I am working on an article considering the "memeification" of the political discourses surrounding the 2019 protests in Chile and the 2020 referendum on a new constitution. This concerns the increasing digitization of political processes and campaign rhetoric/propaganda in a globalized world. This contrasts with the processes used in the 1988 plebiscite that ended the reign of Augusto Pinochet.
I am working on an interview project with the Chilean author and journalist, Vivian Lavín Almazán, about the testimonial process in her book, Mujeres tras las rejas de Pinochet: testimonio de tres ex-presas políticas de la dictadura [Women behind Pinochet's Bars: Testimonies of Three Ex-Political Prisoners of the Dictatorship] (2015), which I will publish as a peer-reviewed journal article in 2021.
One of my major research projects is the transformation of my dissertation project into a published monograph, entitled Trauma and Testimonio: Memories of Hispanic Women Prisoners under Dictatorship. As an expansion on my dissertation topic that focused only on Chile, the book will also address the testimonial narratives of women political prisoners under the 20th century dictatorships in a number of hispanophone countries, including Chile, Argentina, Uruguay, Peru, and Spain.
I am in the process of completing the Spanish to English translation of Mujeres tras las rejas de Pinochet: testimonio de tres ex-presas políticas de la dictadura (2015) by Vivian Lavín Almazán. I plan to complete the translation in late 2021 for review and submission for publication with a U.S. academic press.
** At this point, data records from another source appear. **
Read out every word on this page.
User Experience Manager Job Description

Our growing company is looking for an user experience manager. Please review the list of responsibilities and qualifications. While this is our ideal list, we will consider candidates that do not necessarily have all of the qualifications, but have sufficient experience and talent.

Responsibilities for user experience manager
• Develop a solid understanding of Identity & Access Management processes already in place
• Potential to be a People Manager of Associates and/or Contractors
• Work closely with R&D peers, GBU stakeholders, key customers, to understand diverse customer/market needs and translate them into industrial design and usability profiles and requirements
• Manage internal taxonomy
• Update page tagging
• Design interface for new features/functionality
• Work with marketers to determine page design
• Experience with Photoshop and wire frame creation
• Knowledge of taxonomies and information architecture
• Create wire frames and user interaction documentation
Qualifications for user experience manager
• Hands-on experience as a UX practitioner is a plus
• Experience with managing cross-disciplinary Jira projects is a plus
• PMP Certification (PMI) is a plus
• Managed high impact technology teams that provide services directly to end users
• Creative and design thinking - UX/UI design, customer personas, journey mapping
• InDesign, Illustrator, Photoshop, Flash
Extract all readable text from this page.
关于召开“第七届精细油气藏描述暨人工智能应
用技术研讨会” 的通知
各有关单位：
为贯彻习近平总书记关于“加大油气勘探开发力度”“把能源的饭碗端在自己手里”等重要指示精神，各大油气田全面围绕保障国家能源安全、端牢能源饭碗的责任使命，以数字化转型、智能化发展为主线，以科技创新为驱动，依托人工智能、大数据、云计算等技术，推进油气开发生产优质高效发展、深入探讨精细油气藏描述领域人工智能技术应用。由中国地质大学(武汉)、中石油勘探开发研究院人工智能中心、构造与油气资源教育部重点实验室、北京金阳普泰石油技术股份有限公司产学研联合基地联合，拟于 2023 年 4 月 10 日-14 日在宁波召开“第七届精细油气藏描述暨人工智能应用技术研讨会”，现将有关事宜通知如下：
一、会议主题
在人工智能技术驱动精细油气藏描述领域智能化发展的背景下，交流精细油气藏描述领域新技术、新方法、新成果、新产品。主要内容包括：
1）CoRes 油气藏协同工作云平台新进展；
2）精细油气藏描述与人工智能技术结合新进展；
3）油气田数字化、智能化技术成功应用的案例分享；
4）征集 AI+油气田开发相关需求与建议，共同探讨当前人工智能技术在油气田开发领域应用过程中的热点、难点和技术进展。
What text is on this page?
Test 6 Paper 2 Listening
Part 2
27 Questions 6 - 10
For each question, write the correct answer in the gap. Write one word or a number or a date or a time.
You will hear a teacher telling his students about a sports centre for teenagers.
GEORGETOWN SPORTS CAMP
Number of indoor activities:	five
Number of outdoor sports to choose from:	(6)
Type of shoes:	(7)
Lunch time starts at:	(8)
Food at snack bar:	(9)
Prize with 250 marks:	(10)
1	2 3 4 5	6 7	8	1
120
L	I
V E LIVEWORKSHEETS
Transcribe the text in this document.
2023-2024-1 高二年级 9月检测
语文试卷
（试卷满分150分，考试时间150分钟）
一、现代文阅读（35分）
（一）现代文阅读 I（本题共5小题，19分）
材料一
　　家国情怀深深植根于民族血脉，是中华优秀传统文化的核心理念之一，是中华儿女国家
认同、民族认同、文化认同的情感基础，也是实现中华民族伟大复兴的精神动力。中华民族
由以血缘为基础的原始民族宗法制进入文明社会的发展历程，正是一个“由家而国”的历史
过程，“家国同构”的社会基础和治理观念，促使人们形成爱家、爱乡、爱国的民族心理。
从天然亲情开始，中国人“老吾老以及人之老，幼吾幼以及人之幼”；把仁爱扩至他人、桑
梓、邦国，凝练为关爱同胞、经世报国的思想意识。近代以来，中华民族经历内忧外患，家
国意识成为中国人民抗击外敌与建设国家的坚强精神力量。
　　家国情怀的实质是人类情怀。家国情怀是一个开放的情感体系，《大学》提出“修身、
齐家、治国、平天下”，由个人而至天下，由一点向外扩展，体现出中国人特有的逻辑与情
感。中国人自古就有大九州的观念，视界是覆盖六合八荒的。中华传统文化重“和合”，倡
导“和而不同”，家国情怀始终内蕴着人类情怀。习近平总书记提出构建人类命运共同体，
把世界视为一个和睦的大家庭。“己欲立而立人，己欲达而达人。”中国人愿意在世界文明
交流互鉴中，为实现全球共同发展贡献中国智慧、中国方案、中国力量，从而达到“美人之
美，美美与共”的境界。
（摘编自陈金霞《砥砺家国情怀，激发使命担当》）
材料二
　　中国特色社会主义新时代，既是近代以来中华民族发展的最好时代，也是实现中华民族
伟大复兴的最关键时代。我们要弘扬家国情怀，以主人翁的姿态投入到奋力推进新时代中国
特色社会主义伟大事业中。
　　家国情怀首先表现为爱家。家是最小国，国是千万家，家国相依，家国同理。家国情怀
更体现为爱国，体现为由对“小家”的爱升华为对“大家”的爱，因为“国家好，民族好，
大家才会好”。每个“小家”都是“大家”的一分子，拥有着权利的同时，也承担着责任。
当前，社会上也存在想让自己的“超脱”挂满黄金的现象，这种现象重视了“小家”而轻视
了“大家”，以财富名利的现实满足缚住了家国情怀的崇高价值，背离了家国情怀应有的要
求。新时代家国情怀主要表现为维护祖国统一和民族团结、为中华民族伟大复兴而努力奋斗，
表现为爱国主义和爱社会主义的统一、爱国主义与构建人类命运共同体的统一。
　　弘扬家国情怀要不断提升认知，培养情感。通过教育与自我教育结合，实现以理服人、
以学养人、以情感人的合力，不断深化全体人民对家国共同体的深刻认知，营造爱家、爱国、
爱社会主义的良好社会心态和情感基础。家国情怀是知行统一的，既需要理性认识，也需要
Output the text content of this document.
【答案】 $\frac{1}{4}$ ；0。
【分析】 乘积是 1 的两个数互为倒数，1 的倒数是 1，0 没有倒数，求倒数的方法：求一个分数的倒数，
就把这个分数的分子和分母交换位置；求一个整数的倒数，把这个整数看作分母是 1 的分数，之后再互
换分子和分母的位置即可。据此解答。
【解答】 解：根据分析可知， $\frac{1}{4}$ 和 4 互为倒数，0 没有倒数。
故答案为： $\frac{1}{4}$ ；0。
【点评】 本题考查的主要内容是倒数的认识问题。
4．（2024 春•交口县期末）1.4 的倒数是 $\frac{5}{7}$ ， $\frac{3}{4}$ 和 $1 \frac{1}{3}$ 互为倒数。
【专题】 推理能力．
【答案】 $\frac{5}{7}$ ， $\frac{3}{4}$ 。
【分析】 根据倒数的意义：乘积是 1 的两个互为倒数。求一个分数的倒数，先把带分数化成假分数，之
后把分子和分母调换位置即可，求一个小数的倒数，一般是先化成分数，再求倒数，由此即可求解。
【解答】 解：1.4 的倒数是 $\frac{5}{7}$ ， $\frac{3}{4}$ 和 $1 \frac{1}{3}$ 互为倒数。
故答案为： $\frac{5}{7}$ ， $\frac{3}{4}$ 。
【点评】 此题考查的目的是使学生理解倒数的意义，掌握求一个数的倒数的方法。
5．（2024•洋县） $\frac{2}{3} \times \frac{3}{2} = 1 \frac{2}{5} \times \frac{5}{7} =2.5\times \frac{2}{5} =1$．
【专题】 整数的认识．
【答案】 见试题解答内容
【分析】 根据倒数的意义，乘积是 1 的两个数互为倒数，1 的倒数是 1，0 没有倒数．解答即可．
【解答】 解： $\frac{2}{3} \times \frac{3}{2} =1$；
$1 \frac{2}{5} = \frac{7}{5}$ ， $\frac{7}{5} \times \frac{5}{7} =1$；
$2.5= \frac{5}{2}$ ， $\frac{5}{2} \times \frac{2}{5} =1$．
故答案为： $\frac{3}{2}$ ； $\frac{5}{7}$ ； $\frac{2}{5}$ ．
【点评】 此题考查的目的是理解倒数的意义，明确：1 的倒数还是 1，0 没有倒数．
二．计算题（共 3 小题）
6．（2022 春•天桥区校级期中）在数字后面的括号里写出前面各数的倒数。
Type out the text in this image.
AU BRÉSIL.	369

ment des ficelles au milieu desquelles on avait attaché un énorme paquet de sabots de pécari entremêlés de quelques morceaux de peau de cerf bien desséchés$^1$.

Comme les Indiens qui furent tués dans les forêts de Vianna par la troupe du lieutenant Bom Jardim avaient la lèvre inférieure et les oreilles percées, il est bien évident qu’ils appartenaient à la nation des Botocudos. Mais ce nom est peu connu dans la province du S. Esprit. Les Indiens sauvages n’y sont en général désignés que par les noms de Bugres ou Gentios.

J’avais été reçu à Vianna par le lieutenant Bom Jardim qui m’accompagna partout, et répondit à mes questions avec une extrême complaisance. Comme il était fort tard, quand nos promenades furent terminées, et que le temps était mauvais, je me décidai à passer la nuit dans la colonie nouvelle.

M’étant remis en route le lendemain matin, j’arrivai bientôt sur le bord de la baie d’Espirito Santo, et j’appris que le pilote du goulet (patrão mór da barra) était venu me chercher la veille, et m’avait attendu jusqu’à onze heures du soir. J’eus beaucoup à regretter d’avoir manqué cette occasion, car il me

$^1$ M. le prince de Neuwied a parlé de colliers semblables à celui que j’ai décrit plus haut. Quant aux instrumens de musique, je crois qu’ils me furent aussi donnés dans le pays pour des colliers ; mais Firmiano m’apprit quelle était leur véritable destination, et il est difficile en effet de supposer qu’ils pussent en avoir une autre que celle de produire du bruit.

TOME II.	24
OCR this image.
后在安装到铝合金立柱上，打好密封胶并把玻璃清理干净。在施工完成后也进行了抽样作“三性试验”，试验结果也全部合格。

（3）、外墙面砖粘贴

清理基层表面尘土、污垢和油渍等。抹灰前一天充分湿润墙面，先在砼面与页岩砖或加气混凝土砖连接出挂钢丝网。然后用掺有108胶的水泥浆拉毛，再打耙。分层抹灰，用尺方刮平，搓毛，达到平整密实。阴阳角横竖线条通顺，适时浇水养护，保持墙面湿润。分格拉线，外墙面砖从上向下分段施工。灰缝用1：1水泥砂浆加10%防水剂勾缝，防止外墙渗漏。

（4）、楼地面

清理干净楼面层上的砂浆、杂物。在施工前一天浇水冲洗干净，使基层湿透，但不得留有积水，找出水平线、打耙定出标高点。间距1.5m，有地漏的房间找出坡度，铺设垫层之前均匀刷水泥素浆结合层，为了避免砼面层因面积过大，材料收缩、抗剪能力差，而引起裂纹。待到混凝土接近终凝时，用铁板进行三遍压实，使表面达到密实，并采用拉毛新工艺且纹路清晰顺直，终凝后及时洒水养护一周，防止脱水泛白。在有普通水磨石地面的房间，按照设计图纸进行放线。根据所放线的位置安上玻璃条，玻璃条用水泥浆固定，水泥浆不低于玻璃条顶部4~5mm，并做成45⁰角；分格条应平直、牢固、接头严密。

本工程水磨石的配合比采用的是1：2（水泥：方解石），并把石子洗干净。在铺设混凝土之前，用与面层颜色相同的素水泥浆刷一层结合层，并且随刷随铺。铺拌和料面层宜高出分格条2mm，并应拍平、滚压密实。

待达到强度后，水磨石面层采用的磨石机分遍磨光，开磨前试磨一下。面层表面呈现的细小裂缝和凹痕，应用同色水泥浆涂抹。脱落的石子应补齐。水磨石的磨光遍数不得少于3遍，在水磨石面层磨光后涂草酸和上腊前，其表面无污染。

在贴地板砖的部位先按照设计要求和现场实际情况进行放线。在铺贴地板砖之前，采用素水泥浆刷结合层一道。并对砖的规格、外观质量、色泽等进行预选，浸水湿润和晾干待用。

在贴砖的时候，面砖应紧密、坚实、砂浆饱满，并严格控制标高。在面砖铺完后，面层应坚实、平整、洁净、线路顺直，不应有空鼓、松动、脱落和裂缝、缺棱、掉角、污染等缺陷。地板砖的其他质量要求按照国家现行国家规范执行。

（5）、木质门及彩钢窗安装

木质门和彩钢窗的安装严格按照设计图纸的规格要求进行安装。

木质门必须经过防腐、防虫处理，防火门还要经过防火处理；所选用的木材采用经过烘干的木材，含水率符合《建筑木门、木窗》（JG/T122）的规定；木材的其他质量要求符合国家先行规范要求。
Future research themes that I want to explore include my continued interest in political imprisonment, prison education, and transnational/cross-temporal analyses of testimonial literature. I am interested in investigating the rights of children as subjects under international law, and particularly these rights with respect to human rights abuses under the Southern Cone dictatorships. I am keen on studying how, and in what ways, these issues have been articulated by children in testimonial literature, or whether this sub-genre has been considered at all. I am fascinated by researching types of non-sanctioned testimonios such as the libros cartoneros that I have seen in Chile, and I want to investigate this medium's possible intersections with children's testimonios. In addition, I am broadly interested in researching how human rights are discussed in children's and young adults' literature, and whether there is a corpus within these genres that could serve as possible pedagogical tools for teaching ethics and peacebuilding practices to young readers and future educators.